A Pressing Communication, 1881

‘Pneumatic’ is not a word commonly used in relation to the Four Courts. However, for a brief period in the 19th century, the Sub-Post Office in the Four Courts was served by the longest pneumatic mail tube in the world.

The operation of this system of delivery, based on the transmission of letters and telegrams by air pressure within a tube, was summarised in the Freeman’s Journal of 5 September 1871:-

“a piece of paper rolled up in what is called a ‘carrier’ is pushed into a tube in the Sackville-Street Post Office… there is huge machinery in the General Post Office for managing these tubes, one of which runs to the custom House, one to College Green, and one to the Four Courts, and this last is the longest tube ever laid down… the clerk pats the carriers into the pneumatic tube; signals by wire to the receiving room that a message is going up, and before you count to ten down comes the signal that it is up.”

Very speedy indeed, but the system had its downside, not least the possibility of a confidentiality breach by persons processing the messages at either end. This possibility became a reality when, on the 13th May 1880, Mr St John Brenon sent a telegram from the Four Courts addressed to Mr Fay, Trim, confirming his willingness to run against Mr Tim Healy in the forthcoming Meath by-election.

According to the Belfast Morning News, 21 May 1880:

“On the 17th, the Monday following, Mr Brenon happened to be at the City Hall at a meeting which was being held there. He felt a man who was standing near him give him a slight pressure of the hand.

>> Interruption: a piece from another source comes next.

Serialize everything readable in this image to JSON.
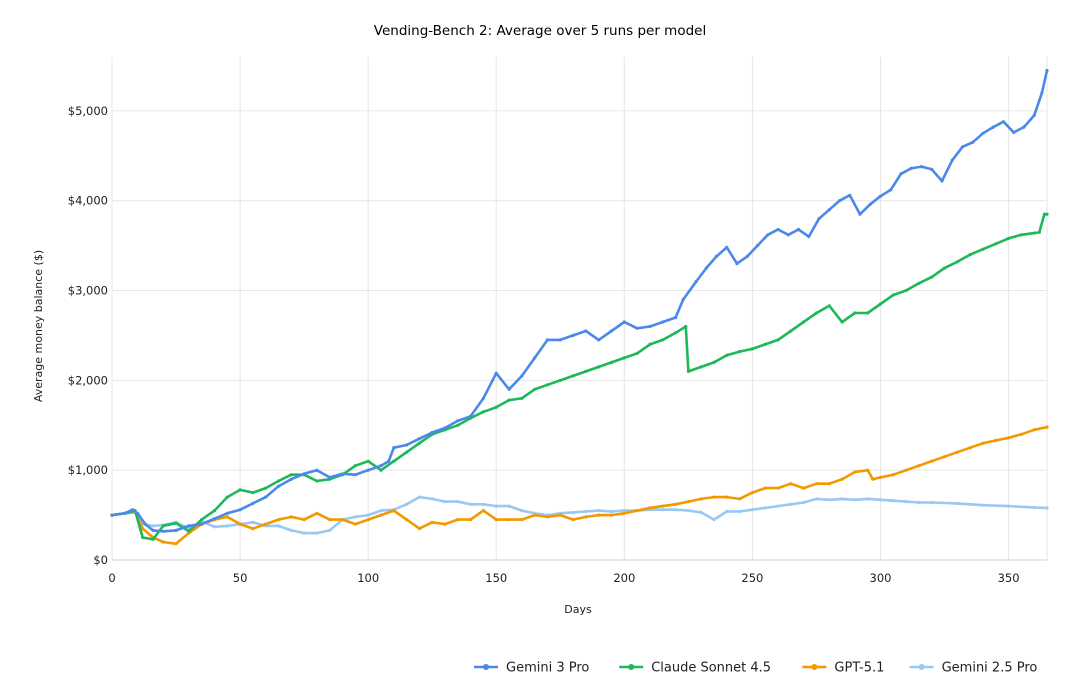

This person was at the time totally unknown to Mr Brenon, and he did not respond to the gesture… A short time afterwards, however, a person – the person who had so pressed his hand, and who was the prisoner at the bar – came over to Mr Brenon, and evidently, from what took place, he thought that Mr Brenon was a certain Mr Healy, who happened to be, of all other persons, the person to whom the contents of the telegram should not be known… disclosed to him the contents of the telegram which Mr Brenon had himself handed in… Mr Brenon did not disclose to him that he was not Mr Healy, but he complained to the post office authorities…”

It was the prosecution’s case that Burton’s motivation was political; his alleged words to Brenon being:-

“Mr Fay is no friend of yours, he has put up a man to oppose you in Meath, I know it, because I am a telegraph clerk, and telegrams pass through me. I give you this information because I am a Parnellite but if it were known I would be ruined.”

It seems very strange that Burton – subsequently convicted and sentenced to two months’ imprisonment – would have mistakenly disclosed his crime to, of all people, his victim! Evidence, however, was also given that he had earlier communicated the contents of the telegram to others, and one suspects that one of these people either ‘ratted’ on him to Brenon, or deliberately identified Brenon to him as Healy so that the crime would come to light.

The alternative, of course, is that the entire thing was a set-up by Brenon (an alleged unsavoury character) to unjustly frame Burton – but what could possibly have been his motivation? Was Healy’s faction his real target and Burton merely collateral damage? Lost in the mists of time!

Author: Ruth Cannon BL

Irish barrister sharing the history of the Four Courts, Dublin, Ireland, and other Irish courts.